Het grote land

Onderstaande tekst heb ik geschreven voor een schrijfwedstrijd van de VPRO. Jonge schrijvers werden uitgenodigd om in 500 woorden te omschrijven waar ze naar toe zouden willen reizen. De winnaar krijgt een budget om die reis te maken, en om er een (kort) boek over te schrijven Een mooi initiatief en een fantastische kans natuurlijk! Hieronder mijn inzending: 

Het grote land
 

“I’ll be back” zeg ik met mijn meest stoere stem. Oom 1 t/m 3 kijken me lachend aan en ik zie mezelf door hun ogen. Een lang slungelig meisje met een bril, piekerig haar en een reusachtige felgekleurde trui. Ik ben 14 jaar en ik ben in Canada. Het land waar alles groot is. De vrachtwagens, de afstanden en Oom1, die boven me uittorent wanneer hij ons ophaalt van het vliegveld. Ik verdwijn in zijn reusachtige Canadian hug

We rijden urenlang langs houten huizen met veranda’s. Hectares bos schieten langs het raam. Licht lekt langzaam uit de hemel. “Dit is het huis van de buren”, zegt oom opeens. Ik kijk reikhalzend om me heen, op zoek naar zíjn huis. Na nog een half uur rijden komen we daar aan. Het is inmiddels pikdonker. Boven ons hoofd glinsteren duizenden sterren. In de verte hoor ik een keffend gehuil. “Coyotes”, zegt mijn oom schouderophalend. “Daarom mogen de katten ’s nachts niet naar buiten. Dan worden ze maar opgevroten.” Ik slik en loop achter hem aan. 
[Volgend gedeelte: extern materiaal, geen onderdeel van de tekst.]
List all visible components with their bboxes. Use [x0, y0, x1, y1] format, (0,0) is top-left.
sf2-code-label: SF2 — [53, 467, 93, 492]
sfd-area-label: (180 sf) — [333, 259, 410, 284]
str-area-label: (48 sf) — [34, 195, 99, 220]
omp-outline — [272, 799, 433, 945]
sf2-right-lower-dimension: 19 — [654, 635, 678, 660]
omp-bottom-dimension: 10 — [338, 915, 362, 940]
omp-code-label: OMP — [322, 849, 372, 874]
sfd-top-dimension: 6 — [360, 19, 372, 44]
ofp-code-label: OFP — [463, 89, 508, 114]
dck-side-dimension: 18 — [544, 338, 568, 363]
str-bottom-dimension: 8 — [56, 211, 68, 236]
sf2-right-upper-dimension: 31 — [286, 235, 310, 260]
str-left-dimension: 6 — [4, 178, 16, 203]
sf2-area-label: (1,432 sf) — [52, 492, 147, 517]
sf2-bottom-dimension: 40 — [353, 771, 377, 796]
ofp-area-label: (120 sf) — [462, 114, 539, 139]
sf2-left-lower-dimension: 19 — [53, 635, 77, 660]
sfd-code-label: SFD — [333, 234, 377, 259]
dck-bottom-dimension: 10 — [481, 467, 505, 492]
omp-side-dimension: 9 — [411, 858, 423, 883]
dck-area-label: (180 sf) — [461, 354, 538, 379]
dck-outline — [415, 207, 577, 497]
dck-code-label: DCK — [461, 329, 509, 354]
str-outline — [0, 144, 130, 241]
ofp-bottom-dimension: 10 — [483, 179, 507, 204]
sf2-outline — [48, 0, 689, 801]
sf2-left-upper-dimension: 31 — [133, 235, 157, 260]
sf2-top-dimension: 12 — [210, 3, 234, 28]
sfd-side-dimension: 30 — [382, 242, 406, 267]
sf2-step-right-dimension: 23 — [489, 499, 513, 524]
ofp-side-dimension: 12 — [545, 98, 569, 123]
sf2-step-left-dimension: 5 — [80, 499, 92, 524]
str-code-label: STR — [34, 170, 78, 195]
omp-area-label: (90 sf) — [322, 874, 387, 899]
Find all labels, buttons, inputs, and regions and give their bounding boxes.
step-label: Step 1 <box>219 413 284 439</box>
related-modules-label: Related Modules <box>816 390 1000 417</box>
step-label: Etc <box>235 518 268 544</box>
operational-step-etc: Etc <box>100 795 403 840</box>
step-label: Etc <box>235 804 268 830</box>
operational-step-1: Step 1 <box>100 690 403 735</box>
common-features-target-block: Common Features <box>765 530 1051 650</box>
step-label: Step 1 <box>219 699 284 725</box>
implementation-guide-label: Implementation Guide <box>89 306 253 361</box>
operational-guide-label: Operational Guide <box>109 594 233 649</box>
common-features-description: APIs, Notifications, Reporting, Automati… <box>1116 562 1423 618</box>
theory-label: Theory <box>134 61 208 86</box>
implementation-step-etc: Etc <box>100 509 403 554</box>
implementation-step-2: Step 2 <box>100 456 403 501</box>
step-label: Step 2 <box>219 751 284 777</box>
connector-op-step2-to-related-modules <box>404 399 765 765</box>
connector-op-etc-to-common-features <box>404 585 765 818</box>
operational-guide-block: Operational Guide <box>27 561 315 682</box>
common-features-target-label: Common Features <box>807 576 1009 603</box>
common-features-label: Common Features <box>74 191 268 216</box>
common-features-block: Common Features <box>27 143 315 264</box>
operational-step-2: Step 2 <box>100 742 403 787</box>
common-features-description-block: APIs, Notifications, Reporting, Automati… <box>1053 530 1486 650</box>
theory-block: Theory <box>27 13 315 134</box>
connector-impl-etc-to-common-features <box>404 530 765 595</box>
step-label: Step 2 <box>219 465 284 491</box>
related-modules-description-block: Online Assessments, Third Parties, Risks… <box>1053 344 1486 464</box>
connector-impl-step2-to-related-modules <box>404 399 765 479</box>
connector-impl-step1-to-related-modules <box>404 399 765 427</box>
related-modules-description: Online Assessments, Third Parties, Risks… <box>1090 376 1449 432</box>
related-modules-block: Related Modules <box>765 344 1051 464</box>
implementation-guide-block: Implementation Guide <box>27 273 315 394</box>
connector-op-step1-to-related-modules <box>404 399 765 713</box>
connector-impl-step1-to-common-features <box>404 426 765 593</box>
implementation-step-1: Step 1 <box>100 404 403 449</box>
De komende drie weken zwerf ik langs de drie huizen van mijn ooms. De ooms van verweg, die ik nooit zie. Behalve als er een begrafenis is. Ik brabbel mijn beste highschool Engels, geniet van de uitgestrekte natuur en probeer mijn nichtjes Nederlands te leren. Biggetje is hun favoriete woord. Ik sluit vriendschap met de honden van oom1, de kinderen van oom2 en de vrouw van oom3. Ik teken al mijn schetsboeken vol. Ik praat met alle ooms. Ontzagwekkend groot en dichtbij zijn ze. Aan het eind van de snel voorbijvliegende reis vieren met zijn allen mijn  verjaardag. “I’ll be back” zeg ik plechtig.

I’ll be back schrijf ik nu op mijn laptop. Ik ben 28. Een lange vrouw met bril, een piekerige haardos en een grote kleurige sjaal. Ik ben nooit teruggegaan naar het Grote Land. Ik zie mijn ooms soms op een begrafenis. Maar mijn tantes en nichtjes zie ik nooit.

Mijn opa en oma emigreerden nog voor mijn geboorte naar Canada. Ze namen twee volwassen zoons en één puberzoon met hen mee. Mijn grootouders kwamen abrupt terug in mijn leven toen ik acht was. Opa overleed bijna meteen. Oma bleef de paar jaar die ze nog leefde een vreemde voor me. Ze was uitgegroeid tot mythische proporties, maar bleek ontstellend klein. Oom 1-3 maakten van Canada hun nieuwe thuisland. In hun huizen woont een onbekend stuk familiegeschiedenis. Mijn enige nichtjes van mijn leeftijd wonen daar. Ik heb ze zien trouwen en kinderen zien krijgen. Maar alleen op Facebook. 

Elk jaar dat ik ouder wordt, besef ik hoe belangrijk familie voor me is. Zij vormen mijn wortels, mijn oorsprong. En ik vind het een groot gemis dat ik een deel daarvan niet ken. Daarom wil ik terug naar Canada. Om in de voetsporen van mijn 14jarige zelf te treden. Net als toen, met een schetsblok. Maar nu ook met een schrijfblok. Ik wil het Grote Land doorkruisen, mijn wortels herontdekken en de reis vastleggen in taal en tekening.